Коля повиновался. Она внимательно проследила за перемещением экспедиционной наличности и, поблескивая звездочками, скрылась в вокзальном полумраке. Мы поглядели вслед ладному сотруднику МВД и, поерзав на жестких скамейках и найдя приемлемые позиции, задремали.
Проснулись мы среди ночи от негромкого пыхтения и повизгивания. Первая версия посторонних звуков сразу же отпала: все цыганки спали в буквальном смысле этого слова. Жгучие брюнетки томно ворочались под одеялами в объятиях одного лишь Морфея. Зато рядом со спящим женским батальоном возились их отпрыски – полуголые дети полка. Два черноглазых пацаненка на кафельном полу увлеченно разламывали пластмассовую куклу. Кукла была пребольшая – почти с них ростом – и совершенно голая. Цыганята, вереща как обезьянки, успели оторвать у нее одну руку и отчленяли оставшиеся конечности. Кукла смотрела на юных палачей грустными голубыми глазами святой мученицы. Коля цыкнул на цыганят, и они продолжали играть в застенок молча. Спал я плохо. Снился мне китайский сад пыток.
* * *
Ольховка, куда мы прибыли на следующий день, была наполовину заселена староверами и располагалась на берегу реки. По ней мы и хотели сплавиться до самого устья, по пути делая остановки и изучая птиц.
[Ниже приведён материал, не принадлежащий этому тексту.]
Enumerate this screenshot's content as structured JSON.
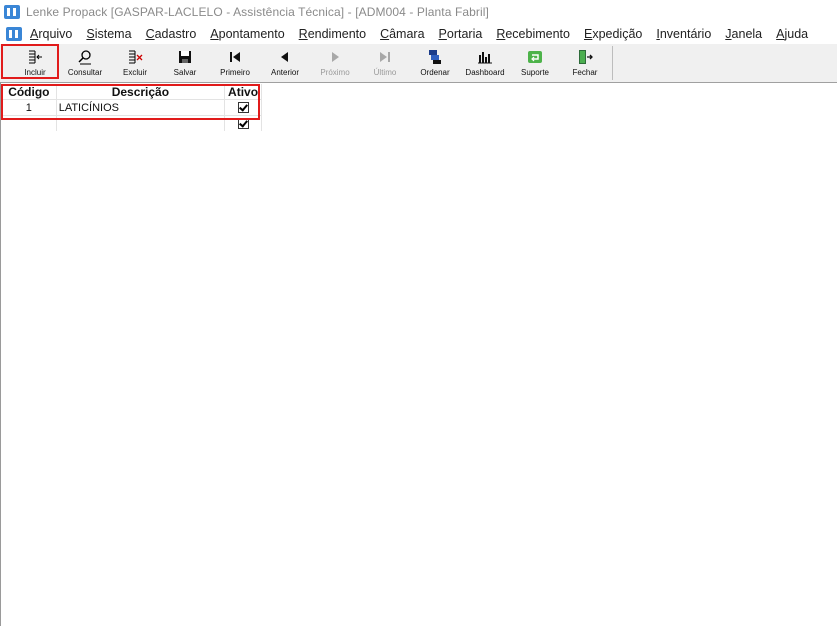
{
  "window": {
    "title": "Lenke Propack [GASPAR-LACLELO - Assistência Técnica] - [ADM004 - Planta Fabril]"
  },
  "menu": {
    "items": [
      {
        "first": "A",
        "rest": "rquivo"
      },
      {
        "first": "S",
        "rest": "istema"
      },
      {
        "first": "C",
        "rest": "adastro"
      },
      {
        "first": "A",
        "rest": "pontamento"
      },
      {
        "first": "R",
        "rest": "endimento"
      },
      {
        "first": "C",
        "rest": "âmara"
      },
      {
        "first": "P",
        "rest": "ortaria"
      },
      {
        "first": "R",
        "rest": "ecebimento"
      },
      {
        "first": "E",
        "rest": "xpedição"
      },
      {
        "first": "I",
        "rest": "nventário"
      },
      {
        "first": "J",
        "rest": "anela"
      },
      {
        "first": "A",
        "rest": "juda"
      }
    ]
  },
  "toolbar": {
    "incluir": "Incluir",
    "consultar": "Consultar",
    "excluir": "Excluir",
    "salvar": "Salvar",
    "primeiro": "Primeiro",
    "anterior": "Anterior",
    "proximo": "Próximo",
    "ultimo": "Último",
    "ordenar": "Ordenar",
    "dashboard": "Dashboard",
    "suporte": "Suporte",
    "fechar": "Fechar"
  },
  "grid": {
    "headers": {
      "codigo": "Código",
      "descricao": "Descrição",
      "ativo": "Ativo"
    },
    "rows": [
      {
        "codigo": "1",
        "descricao": "LATICÍNIOS",
        "ativo": true
      },
      {
        "codigo": "",
        "descricao": "",
        "ativo": true
      }
    ]
  },
  "colors": {
    "highlight": "#e11b1b",
    "accent": "#3a86d6"
  },
  "icons": [
    "app-icon",
    "incluir-icon",
    "consultar-icon",
    "excluir-icon",
    "salvar-icon",
    "primeiro-icon",
    "anterior-icon",
    "proximo-icon",
    "ultimo-icon",
    "ordenar-icon",
    "dashboard-icon",
    "suporte-icon",
    "fechar-icon",
    "checkbox-icon"
  ]
}
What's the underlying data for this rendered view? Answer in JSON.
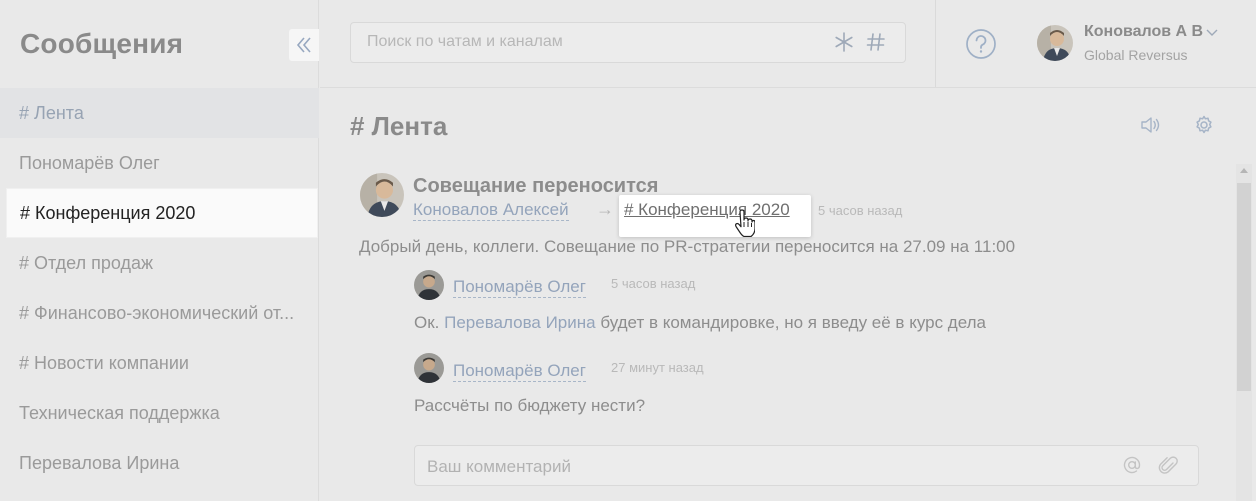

Для этого путешествия мы из Москвы захватили большую надувную лодку иностранного производства с морским именем «Мистраль». Все остальное: мотор, бачок и бочку бензина – мы рассчитывали приобрести в этом поселке с древесным названием. Коля говорил, что у него там был знакомый, который с удовольствием продал бы нам мотор. Но я сомневался. И не напрасно.
Очень скоро выяснилось, что Колин знакомый уехал, обещанного лодочного мотора у него все равно не было, а достать его в Ольховке, кажется, нет никакой возможности. Зато мы познакомились с вертолетчиками и лесными пожарными, и они отдали нам хороший крепкий сарай, куда мы перетащили свои вещи и где стали жить. Погода стояла прекрасная, в поселковой столовой кормили очень вкусно и дешево, к тому же там была очень симпатичная раздатчица. Душевные пожарные ежедневно топили баню, в комнатушке у сторожа никогда не выключался телевизор, и если бы не досадная необходимость сплавляться вниз по реке, а заодно, по мере движения исследовать орнитофауну, можно было бы считать, что экспедиция проходит успешно. Но в наших дневниках пока еще не было ни одной записи, посвященной птицам. Зато страницы пестрели названиями улиц, номерами домов и именами проживающих там владельцев моторов, бочек и бачков.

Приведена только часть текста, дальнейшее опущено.